Don’t know? Neither do I. But like most people I can tell you who wrote them.
Same with this new film, Brooklyn.
Nick Hornby has done the impossible. He is a screenwriter with a name which is a bigger drawer-card than the directors. Good for him!
Good for him too that he wrote this beautiful screenplay. Brooklyn is about ten times better than what I expected when I first saw the poster. It looked really wet! Like the loathsome The Notebook.
But don’t judge a book by its cover - or a film by its poster.
Brooklyn is a simple story. Set in the 50’s a young Irish lass, Ellis, decides to try her luck in America as the prospects in her town don’t look promising.
From the outset, the sense of separation from her Irish family and community is powerfully conveyed as a ship pulls away and the look of final farewell on the faces: To leave your country often meant forever.
Arriving in Brooklyn she stays in a rooming house for young women run by a tough but fair matriarch, amusingly played by Julie Walters.
She finds work in a retail store.
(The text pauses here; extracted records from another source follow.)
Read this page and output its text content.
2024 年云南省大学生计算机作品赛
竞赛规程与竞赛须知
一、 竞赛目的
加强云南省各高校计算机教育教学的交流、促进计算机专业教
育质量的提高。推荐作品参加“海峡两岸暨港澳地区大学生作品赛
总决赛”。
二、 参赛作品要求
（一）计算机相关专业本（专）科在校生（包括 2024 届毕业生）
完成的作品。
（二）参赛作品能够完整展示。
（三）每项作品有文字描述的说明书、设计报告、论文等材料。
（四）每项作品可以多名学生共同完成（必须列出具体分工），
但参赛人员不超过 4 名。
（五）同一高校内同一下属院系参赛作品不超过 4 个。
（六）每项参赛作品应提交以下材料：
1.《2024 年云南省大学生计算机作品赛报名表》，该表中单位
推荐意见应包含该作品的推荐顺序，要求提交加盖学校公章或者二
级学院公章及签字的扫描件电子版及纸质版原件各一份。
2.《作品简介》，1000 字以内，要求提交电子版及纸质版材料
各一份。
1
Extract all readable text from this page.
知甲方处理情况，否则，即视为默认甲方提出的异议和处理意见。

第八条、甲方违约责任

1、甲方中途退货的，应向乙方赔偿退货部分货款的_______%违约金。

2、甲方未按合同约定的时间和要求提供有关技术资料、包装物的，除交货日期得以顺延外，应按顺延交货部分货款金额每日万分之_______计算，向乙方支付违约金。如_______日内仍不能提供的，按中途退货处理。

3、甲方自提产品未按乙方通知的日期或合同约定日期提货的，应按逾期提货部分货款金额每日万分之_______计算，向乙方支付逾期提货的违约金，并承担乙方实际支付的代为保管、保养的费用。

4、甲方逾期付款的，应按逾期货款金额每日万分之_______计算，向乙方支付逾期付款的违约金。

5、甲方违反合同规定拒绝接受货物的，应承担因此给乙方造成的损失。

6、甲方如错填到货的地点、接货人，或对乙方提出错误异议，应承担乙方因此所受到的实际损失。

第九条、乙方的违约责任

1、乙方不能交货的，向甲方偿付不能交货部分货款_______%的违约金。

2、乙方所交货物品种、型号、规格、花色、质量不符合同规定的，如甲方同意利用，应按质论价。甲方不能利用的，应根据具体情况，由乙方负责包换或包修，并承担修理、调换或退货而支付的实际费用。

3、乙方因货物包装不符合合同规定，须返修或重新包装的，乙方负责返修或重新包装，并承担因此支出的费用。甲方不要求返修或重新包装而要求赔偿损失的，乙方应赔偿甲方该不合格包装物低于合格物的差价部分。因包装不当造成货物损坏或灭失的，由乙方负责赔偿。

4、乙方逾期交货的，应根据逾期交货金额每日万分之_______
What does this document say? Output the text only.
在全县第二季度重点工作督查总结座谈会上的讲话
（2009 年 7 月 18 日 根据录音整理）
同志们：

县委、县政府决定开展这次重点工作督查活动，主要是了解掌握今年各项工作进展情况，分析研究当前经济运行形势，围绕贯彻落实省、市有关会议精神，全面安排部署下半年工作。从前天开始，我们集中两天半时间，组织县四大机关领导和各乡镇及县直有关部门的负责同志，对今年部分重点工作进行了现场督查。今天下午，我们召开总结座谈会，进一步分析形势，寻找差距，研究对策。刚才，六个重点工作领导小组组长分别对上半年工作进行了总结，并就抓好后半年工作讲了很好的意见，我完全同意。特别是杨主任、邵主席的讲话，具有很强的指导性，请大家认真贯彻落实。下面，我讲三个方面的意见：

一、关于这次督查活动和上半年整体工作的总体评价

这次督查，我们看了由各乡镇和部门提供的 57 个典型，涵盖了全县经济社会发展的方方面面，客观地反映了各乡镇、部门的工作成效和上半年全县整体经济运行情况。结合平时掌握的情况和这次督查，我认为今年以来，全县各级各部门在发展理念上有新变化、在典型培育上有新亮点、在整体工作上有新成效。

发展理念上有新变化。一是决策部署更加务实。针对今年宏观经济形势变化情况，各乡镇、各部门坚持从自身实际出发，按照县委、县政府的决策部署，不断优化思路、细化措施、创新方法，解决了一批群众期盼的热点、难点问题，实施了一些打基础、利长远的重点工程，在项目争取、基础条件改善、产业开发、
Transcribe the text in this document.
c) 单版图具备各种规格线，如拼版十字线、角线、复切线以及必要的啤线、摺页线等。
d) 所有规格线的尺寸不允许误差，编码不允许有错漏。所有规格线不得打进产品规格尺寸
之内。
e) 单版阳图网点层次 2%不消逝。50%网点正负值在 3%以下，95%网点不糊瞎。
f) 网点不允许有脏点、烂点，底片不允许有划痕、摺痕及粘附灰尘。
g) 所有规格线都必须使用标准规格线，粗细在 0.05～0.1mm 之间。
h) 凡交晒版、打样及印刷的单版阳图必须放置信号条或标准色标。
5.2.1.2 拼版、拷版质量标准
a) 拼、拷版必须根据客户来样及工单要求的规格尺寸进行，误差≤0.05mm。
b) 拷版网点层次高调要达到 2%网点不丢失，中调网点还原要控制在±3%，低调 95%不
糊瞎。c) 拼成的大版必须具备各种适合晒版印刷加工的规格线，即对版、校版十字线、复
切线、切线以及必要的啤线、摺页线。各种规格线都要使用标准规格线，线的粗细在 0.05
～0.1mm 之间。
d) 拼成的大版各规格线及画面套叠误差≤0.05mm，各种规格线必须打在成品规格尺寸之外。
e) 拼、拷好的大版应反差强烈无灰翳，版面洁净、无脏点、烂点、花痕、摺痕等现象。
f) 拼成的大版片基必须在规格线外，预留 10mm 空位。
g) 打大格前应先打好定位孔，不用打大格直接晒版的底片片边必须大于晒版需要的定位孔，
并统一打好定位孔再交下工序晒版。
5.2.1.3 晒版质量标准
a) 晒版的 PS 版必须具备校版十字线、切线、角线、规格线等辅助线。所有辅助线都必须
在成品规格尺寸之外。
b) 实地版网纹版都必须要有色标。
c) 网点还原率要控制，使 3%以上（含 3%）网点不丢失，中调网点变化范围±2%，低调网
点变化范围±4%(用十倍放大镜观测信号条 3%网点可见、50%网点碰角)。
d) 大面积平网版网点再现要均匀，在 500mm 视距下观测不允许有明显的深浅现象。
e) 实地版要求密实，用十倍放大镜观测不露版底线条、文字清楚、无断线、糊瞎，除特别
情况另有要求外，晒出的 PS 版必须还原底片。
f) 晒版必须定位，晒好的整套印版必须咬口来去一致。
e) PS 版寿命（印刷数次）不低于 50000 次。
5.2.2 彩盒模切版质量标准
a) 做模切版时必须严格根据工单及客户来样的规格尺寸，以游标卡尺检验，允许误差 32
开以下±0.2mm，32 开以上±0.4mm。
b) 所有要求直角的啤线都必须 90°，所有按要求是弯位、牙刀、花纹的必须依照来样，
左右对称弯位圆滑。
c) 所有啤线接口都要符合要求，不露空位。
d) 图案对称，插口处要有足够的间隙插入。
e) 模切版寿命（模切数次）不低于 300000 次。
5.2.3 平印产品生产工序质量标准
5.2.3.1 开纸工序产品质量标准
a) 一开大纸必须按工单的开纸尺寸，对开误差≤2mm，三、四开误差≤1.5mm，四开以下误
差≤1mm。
But her heart is heavy. Each night Ellis goes back to her lonely room and reads letters from home. The priest reminds her that homesickness is indeed a sickness and like other ailments time will heal it. To get out and keep herself busy she does charity work with the church on the weekend, feeding the homeless and abandoned. By the way it's not bad to see Priests and the Catholic church get a positive role in this film with their compassion and charity work. They’ve had such a well deserved kicking lately we forget that they have actually done some good in the community too.
The other girls in the boarding house, get Ellis to come dancing with them on Saturday nights, and through this she meets a fine young man. A romance blooms and all seems set for a rosy future. But a tragedy in the family means she has to return to Ireland for a short while. When she arrives back in her home town it’s not just the warmth, security and sense of identity that overwhelms Ellis - it’s also the unexpected attraction she feels for a man who she had not even noticed before.
I won’t tell you how it works out, but the telling of this story is very moving, quite convincing, and very funny. Nick Hornby knows how to move you or crack you up with just a few lines.
Oh, and if you're interested, the director of Brooklyn is someone called John Crowley. Getting a Nick Hornby script is a big responsibility for a relatively unknown director. He’s done well.